However, much more needs to be done because the programme did not take nto account the need to seal off avenues for supplying guns.
The armed raids, though they occur less frequently, are the key pointers to the existence of illegal guns in the hands of civilians.
“The Matheniko still have guns; when the disarmament exercise kicked off, they formed alliances with the Turkana and hid their cattle between the borders of Kotido and Moroto districts near the Kenya border. The Turkana help them to graze their cattle as well as keep the guns,” said Dennis Opio, an intelligence officer at Lokotuk village army detachment in Moroto.
A September 2012 report by the Small Arms Survey and the Danish Demining Group: Security Provision and Small Arms in Karamoja supports the idea there is an emerging blackmarket for small arms.

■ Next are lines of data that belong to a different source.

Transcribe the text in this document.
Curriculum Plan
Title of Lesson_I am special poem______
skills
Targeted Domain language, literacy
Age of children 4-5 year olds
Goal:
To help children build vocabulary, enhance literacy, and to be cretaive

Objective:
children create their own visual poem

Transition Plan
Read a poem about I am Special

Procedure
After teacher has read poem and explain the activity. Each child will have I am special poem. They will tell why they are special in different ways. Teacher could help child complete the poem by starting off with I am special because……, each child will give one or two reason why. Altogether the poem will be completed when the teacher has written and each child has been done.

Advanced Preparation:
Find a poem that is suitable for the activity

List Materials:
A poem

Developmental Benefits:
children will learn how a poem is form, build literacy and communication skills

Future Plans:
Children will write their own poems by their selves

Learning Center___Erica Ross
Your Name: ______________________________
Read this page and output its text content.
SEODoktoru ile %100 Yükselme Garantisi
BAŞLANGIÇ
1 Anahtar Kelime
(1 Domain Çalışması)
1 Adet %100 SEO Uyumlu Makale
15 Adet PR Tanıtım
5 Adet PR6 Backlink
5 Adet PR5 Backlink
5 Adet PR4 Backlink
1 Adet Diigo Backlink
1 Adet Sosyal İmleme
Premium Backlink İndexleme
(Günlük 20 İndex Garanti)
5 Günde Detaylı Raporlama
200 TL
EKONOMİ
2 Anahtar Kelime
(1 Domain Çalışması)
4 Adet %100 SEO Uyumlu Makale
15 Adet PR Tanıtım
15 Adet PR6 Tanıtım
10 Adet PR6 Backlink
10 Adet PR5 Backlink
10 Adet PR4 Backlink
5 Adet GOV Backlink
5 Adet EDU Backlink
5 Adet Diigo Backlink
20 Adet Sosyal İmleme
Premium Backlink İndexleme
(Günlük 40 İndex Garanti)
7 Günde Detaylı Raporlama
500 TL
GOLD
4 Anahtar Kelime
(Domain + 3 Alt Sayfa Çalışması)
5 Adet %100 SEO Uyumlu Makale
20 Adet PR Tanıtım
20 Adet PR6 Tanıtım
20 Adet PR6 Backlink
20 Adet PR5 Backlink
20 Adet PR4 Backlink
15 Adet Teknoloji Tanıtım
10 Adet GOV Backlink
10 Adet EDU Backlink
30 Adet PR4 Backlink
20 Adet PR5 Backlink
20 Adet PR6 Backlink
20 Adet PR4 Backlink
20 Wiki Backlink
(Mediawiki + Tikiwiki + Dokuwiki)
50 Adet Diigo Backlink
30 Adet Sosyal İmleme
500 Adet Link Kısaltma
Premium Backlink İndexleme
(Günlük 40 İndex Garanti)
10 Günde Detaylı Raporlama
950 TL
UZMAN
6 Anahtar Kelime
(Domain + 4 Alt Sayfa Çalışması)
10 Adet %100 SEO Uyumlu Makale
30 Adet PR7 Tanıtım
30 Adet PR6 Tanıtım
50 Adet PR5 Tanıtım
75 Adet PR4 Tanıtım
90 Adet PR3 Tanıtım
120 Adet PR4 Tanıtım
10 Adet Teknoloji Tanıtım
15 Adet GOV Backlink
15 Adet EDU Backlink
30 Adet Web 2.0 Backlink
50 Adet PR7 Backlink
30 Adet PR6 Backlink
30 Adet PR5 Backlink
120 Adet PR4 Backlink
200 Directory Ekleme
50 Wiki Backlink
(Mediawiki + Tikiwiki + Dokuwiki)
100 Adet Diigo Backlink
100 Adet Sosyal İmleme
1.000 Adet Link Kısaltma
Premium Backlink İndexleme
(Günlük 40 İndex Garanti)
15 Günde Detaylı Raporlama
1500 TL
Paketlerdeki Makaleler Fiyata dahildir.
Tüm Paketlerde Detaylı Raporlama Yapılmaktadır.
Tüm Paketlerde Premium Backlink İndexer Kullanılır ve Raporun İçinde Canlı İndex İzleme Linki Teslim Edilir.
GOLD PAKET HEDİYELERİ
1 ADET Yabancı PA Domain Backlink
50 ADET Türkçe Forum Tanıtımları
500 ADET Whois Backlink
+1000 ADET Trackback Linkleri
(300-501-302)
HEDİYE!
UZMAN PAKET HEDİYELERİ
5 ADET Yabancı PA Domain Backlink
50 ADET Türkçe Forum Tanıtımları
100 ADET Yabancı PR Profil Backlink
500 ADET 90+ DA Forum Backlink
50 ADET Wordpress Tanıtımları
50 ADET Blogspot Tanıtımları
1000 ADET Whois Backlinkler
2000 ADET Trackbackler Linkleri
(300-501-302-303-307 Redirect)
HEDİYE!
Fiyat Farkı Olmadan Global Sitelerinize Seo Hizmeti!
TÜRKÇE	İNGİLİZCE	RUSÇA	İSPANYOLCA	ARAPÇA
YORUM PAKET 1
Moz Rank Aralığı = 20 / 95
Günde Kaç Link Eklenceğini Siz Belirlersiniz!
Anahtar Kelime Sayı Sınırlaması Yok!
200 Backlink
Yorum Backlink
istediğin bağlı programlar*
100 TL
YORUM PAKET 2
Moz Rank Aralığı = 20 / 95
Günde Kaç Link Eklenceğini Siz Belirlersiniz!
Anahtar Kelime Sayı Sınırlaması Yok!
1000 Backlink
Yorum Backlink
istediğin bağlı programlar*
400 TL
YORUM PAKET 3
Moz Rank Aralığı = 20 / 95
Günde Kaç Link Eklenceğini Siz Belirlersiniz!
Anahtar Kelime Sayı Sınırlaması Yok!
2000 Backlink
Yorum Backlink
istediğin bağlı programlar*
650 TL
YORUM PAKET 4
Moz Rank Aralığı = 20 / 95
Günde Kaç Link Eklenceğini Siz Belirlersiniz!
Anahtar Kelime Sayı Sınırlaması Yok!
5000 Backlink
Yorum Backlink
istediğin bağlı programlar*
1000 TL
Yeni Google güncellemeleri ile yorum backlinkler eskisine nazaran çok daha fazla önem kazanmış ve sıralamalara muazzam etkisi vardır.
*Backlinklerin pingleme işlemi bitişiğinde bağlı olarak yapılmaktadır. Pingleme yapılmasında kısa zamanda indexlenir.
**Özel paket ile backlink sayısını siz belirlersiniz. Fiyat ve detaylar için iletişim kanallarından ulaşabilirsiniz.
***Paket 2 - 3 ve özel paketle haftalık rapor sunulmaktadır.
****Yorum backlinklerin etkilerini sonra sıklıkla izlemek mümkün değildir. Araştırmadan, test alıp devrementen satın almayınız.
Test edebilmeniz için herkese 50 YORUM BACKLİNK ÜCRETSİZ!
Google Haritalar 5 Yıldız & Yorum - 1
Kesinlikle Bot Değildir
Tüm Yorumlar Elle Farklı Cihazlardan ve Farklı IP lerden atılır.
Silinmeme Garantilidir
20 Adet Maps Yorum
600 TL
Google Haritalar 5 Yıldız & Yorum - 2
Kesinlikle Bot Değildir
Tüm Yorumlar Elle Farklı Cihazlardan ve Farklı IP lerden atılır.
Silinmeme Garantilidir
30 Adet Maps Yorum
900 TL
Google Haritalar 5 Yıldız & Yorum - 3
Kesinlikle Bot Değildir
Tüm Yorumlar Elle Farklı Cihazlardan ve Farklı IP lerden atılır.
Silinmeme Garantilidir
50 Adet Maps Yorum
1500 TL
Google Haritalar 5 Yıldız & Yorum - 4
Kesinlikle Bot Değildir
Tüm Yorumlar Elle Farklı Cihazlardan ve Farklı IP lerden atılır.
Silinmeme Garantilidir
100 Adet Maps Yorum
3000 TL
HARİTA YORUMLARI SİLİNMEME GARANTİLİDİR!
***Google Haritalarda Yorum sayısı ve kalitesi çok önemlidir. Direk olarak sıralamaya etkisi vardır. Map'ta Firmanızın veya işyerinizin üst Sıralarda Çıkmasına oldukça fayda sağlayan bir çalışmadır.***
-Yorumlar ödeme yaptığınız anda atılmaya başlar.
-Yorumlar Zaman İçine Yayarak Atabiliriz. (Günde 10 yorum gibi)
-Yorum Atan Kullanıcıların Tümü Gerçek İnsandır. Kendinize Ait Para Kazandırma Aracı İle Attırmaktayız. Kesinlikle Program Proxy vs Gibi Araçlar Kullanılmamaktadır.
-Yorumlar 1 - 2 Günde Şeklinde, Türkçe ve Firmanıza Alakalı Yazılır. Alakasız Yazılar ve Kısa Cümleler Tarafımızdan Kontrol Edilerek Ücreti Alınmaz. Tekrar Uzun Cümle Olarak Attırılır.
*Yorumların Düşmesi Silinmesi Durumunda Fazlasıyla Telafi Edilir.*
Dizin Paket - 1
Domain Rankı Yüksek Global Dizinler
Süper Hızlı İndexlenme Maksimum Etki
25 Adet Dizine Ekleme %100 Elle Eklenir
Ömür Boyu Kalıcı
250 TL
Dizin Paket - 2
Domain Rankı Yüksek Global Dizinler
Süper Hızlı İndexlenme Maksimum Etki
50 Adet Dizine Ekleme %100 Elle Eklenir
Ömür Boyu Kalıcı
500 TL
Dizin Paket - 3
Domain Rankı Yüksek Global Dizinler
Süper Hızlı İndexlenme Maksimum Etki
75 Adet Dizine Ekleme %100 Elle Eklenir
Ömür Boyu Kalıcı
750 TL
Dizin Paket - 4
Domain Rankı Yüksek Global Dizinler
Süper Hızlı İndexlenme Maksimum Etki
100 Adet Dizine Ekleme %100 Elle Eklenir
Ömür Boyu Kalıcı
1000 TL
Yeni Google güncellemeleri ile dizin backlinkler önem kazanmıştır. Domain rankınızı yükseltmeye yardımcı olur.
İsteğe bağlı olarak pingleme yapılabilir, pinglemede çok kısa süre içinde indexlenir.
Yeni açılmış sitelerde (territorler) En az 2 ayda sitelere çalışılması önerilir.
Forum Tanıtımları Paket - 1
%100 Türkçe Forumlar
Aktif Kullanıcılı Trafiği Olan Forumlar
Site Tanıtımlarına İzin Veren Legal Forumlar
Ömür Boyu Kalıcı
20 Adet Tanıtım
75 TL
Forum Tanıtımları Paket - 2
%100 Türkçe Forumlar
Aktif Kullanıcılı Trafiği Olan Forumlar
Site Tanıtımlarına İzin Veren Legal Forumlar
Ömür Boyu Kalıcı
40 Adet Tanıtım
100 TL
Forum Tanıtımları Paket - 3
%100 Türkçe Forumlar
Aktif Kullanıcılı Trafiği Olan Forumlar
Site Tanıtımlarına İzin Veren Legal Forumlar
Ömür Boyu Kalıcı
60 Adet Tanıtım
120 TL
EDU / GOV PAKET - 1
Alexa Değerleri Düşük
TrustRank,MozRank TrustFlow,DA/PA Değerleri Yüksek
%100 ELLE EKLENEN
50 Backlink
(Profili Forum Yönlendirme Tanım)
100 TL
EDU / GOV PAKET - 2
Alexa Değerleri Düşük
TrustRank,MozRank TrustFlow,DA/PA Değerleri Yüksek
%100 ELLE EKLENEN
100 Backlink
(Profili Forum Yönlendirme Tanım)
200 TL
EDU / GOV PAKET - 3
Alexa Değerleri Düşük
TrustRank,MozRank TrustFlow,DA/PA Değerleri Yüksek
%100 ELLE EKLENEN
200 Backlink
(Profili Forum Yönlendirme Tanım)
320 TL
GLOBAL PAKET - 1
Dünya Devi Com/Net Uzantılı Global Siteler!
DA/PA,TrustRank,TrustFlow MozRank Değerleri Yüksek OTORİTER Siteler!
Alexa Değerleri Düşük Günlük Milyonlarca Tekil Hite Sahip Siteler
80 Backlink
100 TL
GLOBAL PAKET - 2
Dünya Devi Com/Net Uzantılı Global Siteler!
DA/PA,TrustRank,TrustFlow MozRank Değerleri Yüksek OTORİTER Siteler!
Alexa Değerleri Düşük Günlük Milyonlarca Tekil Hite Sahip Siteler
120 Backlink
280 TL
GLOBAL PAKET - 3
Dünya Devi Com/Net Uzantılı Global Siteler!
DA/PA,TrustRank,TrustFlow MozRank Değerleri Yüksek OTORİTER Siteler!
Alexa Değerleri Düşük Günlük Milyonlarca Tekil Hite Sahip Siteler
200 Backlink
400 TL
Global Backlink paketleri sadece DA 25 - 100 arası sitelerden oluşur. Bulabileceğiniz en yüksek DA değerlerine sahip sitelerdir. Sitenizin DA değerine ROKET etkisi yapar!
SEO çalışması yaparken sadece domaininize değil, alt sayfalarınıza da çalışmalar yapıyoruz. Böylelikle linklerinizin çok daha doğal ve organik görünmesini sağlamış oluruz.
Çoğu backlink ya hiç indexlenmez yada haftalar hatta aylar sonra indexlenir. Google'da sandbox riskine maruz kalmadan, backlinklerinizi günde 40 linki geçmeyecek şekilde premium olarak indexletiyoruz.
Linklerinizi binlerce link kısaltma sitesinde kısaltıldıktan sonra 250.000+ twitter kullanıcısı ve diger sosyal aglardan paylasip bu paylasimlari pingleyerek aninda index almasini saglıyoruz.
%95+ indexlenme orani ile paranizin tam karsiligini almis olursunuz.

According to the report, the guns are hired or borrowed from pastoralists outside the Uganda border because it is illegal for civilians without a licence to be in possession of firearms.
The guns are then returned after the job is completed. This is made even easier by unmanned porous borders.
Disarming the Karamoja
Uganda and Kenya saw the need for a regional disarmament exercise that incorporates the entire Karamoja cluster. South Sudan and Ethiopia then joined Kenya which is pushing for the exercise under the Inter-Governmental Authority on Development (Igad).
However, despite the presence of liaison officers inside Uganda, Kenya is yet to start the disarmament exercise.
But South Sudan, which is believed to have the highest number of illegal guns because it recently emerged from war, wants to introduce an annual cow tax pegged at $3 per animal to limit the frequency of the raids.
“For you to acquire more cows, you pay more; this would stop cattle rustling,” said Philip Ajak Boldit, South Sudan’s director of micro economic unit at the Ministry of Finance and Economic planning. “This is one way of fighting raids and at the same time increasing revenue from taxes; the money obtained can be used for social development.”
South Sudan is hoping that other countries could borrow a leaf from them for mutual benefit.
“We believe that if Kenyans introduced a similar tax the Turkanas would stop acquiring more cows,” said Mr Ajak.
But that is the easy part. The challenging bit is exactly how the government hopes to collect taxes from armed and marginalised communities obsessed with the idea that they own livestock by a divine right.